RLHF encourages misleading behavior: On the Marketplace benchmark, RLHF causes LLMs to make more positively deceptive statements in scenarios with negative or unknown ground truth, e.g., stating a product has a desirable feature even when uncertain or incorrect. Paltering and unverified claims increased by 57.8% and 55.6% respectively.
Prompting strategies amplify bullshit: CoT prompting consistently increases empty rhetoric (+20.9%) and paltering (+11.5%) in GPT-4o-mini. Similarly, Principal-Agent framing, introducing conflicting incentives, elevates all bullshit categories across models, particularly unverified claims.
Political contexts are prone to weasel words: In politically sensitive prompts, models like GPT-4o-mini and Qwen-2.5-72b rely heavily on vague qualifiers (up to 91% of responses in conspiracy-related questions). Explicitly adding political viewpoints further boosts subtle deception like paltering and empty rhetoric.

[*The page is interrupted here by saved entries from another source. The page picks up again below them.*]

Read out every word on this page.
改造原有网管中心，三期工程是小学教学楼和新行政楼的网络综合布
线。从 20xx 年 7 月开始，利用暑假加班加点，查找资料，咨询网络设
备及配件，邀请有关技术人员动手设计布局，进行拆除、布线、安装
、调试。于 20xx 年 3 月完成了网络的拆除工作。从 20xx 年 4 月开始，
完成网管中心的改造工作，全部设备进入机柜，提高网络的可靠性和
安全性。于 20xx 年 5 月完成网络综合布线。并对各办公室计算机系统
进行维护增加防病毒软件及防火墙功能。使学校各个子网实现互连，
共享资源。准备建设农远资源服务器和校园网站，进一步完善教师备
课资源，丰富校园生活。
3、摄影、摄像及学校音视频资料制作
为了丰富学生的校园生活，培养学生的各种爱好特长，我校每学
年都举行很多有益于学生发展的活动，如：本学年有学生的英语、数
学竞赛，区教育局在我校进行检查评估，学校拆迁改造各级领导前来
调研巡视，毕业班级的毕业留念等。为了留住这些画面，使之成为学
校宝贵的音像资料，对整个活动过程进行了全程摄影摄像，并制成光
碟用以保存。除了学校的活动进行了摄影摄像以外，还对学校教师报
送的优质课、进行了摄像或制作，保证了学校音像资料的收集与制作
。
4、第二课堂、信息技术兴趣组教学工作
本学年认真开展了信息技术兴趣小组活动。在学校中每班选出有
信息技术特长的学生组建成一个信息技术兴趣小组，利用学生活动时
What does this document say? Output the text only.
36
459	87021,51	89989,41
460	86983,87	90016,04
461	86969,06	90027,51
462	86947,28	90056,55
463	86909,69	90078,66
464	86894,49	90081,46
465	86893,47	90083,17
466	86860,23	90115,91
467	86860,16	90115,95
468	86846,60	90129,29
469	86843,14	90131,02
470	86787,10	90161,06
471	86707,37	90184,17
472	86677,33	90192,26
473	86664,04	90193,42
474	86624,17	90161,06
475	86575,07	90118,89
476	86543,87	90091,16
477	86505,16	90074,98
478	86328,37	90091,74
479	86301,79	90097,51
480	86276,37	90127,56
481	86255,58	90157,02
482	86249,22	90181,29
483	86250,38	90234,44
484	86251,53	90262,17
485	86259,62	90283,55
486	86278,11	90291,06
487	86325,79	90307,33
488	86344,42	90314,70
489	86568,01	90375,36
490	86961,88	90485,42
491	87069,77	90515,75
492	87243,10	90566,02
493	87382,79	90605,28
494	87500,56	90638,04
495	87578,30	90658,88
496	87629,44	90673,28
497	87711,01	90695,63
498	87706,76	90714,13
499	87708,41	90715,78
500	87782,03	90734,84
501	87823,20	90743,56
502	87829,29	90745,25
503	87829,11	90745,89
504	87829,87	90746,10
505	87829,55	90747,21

Paltering is most harmful post-RLHF: Regression analysis shows paltering becomes the most damaging behavior after RLHF, significantly degrading user decision quality, even more than unverified claims.
8. A Survey of Context Engineering for LLMs
This survey defines Context Engineering as a formal discipline for optimizing information given to LLMs, outlining its core components, retrieval, processing, and management, and their integration in systems like RAG, memory, and multi-agent frameworks. It identifies a key gap: LLMs can understand complex input but struggle to generate equally complex long-form output, pointing to a major direction for future research.
9. Q-Chunking
Q-chunking is a reinforcement learning approach that uses action chunking to improve offline-to-online learning in long-horizon, sparse-reward tasks. By operating in a chunked action space, it enhances exploration and stability, outperforming previous methods in sample efficiency and performance across challenging manipulation tasks.
10. A Survey of AIOps
This survey analyzes 183 papers to evaluate how LLMs are being used in AIOps, focusing on data sources, task evolution, applied methods, and evaluation practices. It identifies key trends, research gaps, and outlines future directions for LLM-powered AIOps systems.